Выбрать главу

И тут, Костя, я проснулся. Рука моя была крепко сжата, но никакой рукописи в ней не было…

Ясно, что сновидение мое — проявление генной памяти. Какой-то неизвестный мне предок по имени Станислав, когда-то общался с Пьером Ферма, слушал его сонет, переведенный мной спустя 350 лет и, главное, получил доказательство Ферма и теоремы Крылова, и даже найденного им Необином, частным случаем которого была его Великая теорема. Загадка, почему это не стало общеизвестным, остается нераскрытой!

Вот так, бесценный друже мой Костя! Можешь считать, что у меня “крыша поехала”.

Генная память не переносит материальных предметов. В моей руке не остались исписанные Ферма листки. Но в мозгу моем отпечаталось все, что он записал.

Конечно, мне будут доказывать, что я сам нашел эти доказательства во сне, сработало, дескать, подсознание, как это случается с творческими людьми. Но такая версия не выдерживает критики, ибо я не настолько одарен, чтобы увидеть во сне то, что в бодром состоянии сделать был не в состоянии.

Не могу не послать тебе математических выводов. Можешь в них не вникать но я готов показать их всем желающим.

Надеюсь, что я хоть на несколько минут скрасил твое одиночество. Держись, Костя! Пусть я далеко, но ты не одинок, “Есть в мире сердце, где живешь ты!”

В здравом уме и свежей памяти обнимаю тебя, мой друже верный,

твой неугомонный старче Саша“.

“Дорогой мой, старче! Твое сновидение свидетельствует о том, что ты работаешь и во сне. Влияния генной памяти не исключаю. Рад, что ты не удержался и прислал формулы из сновидения. В поте лица своего разобрался в них, и на своем уровне ошибок не нахожу. Слово за корифеями. Но опубликовать их под любым соусом ты обязан. Твой отшельник и ученик по арифметике — Костя”.

Званцев писал ему в ответном письме:

“Бесценный друже мой, Костя!

Прости, что сделал тебя участником многовекового спора о Великой теореме Ферма, и несчетных ошибок в попытках повторить его доказательство.

Не уверен, что сам я, по большому счету, не избежал ошибок. Извинением будет, что они сделаны во сне. Хочется верить, что опровергнуть мой сон будет нелегко, как математикам, так и психологам. Живу надеждой, которая исчезает последней. Помни, друже, что тебе все-таки чуточку полегчало.
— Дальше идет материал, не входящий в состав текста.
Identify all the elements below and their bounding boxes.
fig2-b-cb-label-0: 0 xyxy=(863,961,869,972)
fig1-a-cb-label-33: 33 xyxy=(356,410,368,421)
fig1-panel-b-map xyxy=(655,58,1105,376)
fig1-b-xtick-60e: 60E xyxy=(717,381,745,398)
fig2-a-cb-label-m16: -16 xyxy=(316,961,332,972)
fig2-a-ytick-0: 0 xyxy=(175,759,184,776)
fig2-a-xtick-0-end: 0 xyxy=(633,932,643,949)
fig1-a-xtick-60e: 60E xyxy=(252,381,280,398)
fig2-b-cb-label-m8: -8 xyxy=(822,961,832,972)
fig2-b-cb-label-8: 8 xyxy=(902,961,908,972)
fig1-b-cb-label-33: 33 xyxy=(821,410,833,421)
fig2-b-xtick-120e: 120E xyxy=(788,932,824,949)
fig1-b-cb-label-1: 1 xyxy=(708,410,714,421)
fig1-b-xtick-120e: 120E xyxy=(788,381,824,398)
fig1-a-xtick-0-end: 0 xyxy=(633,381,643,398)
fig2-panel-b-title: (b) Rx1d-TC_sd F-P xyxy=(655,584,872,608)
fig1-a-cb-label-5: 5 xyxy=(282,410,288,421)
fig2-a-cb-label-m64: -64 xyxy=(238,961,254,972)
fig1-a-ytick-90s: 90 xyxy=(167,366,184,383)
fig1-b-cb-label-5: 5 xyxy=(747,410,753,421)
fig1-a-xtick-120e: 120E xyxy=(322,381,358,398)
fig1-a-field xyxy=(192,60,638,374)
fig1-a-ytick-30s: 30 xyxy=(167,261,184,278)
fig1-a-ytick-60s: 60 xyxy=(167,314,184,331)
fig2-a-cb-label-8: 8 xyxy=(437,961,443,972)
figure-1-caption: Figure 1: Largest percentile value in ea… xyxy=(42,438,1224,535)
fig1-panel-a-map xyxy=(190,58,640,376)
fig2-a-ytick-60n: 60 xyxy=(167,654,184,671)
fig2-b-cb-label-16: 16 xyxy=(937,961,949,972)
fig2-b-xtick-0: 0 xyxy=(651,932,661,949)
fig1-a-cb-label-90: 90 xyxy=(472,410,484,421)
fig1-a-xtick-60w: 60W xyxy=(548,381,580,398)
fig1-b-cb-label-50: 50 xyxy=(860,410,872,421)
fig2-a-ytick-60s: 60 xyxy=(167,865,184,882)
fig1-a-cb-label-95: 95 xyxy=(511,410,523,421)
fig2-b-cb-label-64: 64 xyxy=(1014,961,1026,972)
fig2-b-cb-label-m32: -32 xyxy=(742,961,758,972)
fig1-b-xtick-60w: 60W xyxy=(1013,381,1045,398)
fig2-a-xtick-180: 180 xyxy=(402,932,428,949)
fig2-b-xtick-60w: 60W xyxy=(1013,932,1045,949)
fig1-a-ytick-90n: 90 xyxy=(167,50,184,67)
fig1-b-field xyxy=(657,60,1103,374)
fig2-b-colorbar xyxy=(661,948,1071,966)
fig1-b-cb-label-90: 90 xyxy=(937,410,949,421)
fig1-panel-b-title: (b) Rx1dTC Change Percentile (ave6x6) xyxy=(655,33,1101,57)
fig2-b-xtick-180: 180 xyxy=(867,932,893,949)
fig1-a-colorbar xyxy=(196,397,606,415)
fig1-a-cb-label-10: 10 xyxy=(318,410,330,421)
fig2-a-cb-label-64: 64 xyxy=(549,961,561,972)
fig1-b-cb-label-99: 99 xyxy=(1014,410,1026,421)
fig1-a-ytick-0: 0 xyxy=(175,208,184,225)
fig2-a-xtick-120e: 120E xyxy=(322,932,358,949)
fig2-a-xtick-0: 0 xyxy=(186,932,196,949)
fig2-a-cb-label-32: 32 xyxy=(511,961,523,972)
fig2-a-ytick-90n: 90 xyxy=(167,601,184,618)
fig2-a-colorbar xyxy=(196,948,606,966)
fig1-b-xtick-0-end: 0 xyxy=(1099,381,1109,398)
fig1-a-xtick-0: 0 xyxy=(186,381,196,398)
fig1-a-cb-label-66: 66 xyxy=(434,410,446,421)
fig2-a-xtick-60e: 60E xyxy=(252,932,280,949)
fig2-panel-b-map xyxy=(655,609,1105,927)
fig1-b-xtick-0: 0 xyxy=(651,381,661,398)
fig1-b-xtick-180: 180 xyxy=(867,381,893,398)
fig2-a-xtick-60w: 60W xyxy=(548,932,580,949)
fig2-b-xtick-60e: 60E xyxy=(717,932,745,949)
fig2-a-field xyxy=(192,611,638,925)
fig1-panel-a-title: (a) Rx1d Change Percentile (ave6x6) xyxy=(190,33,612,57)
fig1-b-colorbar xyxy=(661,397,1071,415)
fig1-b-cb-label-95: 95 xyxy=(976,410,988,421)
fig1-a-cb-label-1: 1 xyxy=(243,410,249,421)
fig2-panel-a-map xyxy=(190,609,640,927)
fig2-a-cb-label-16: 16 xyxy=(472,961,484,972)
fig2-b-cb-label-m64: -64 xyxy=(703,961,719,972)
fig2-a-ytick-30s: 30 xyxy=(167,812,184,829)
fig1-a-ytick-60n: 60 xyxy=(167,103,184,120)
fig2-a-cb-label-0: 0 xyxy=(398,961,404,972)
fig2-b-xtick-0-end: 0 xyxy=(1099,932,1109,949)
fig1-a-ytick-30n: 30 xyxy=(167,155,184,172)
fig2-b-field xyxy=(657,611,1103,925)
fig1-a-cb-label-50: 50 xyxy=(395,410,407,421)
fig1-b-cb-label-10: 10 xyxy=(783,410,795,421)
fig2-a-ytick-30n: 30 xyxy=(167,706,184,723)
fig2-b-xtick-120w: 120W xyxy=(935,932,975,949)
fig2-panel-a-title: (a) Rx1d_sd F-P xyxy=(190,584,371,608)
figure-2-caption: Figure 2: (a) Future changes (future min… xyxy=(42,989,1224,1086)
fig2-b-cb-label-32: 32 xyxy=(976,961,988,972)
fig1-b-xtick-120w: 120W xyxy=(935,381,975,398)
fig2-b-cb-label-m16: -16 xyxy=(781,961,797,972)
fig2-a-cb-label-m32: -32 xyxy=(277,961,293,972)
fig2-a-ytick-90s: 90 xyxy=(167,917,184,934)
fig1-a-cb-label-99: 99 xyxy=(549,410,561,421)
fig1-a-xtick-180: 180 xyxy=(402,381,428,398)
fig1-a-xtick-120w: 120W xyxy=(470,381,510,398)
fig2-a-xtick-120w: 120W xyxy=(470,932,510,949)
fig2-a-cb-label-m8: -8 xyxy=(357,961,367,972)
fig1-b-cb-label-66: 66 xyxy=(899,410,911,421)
И Время, ко всем безжалостное Время, приходит к тебе на помощь.

Твой любящий тебя старче”.

Но Константин Афанасьевич Куликов не получил это последнее дружеское послание. “Безжалостное” Время не пришло на помощь, а явилось к нему, чтобы забрать его с собой в бесконечную, куда уходят гиперболы, даль, которая так угнетала исследователя кривых высшего порядка Блеза Паскаля, что, спасаясь от непознаваемого он ушел в монастырь.

Ушел в небытие и Костя Куликов, всегда страдая стенокардией,… оставив после себя добрую память горожан, проникновенные стихи и переписку со старым другом.

Конец седьмой части

Казалось, вот она — “Свобода”,

Пришёл утопиям конец.

“И можем мы теперь свободно

Вздохнуть всей грудью, наконец!”

Весна Закатова

Прорвался занавес железный.

Разбиты, сняты кандалы.

Но не поднялся ль бес из бездны?

И жертвы новые нужны…

Александр Званцев

Два неизменных шахматных партнера — Званцев и его друг, маститый прозаик Платонов, на этот раз не играли в шахматы, а, застыли у телевизора, оба отнюдь не увлекающиеся передачами. К экрану приковала их трансляция съезда.

— Мы с вами, Саша, не делегаты съезда, какого на нашей памяти у нас в стране не бывало, но сидим как бы в зале. Спасибо телевидению.

— Спасибо Михаилу Сергеевичу Горбачеву, кто созвал “съезд свободных ораторов” и в нашем 1989 году выпустил джина из бутылки, — отозвался Званцев.

— Вы так думаете, Саша?

— Уверен.

— Что понимать под “джином”? Провозглашенные Горбачевым общечеловеческие ценности? Но что может быть выше свободы слова, печати, собраний? Или свободы личности?

— Смотря по тому, какой цели они служат?

— Как какой? Для самовыражения!

— Но для кого? Для себя или для других?

— Причем тут другие?

—  “Мир станет общим. Каждый — побратим. Мне — ничего. А всё, что есть — другим”.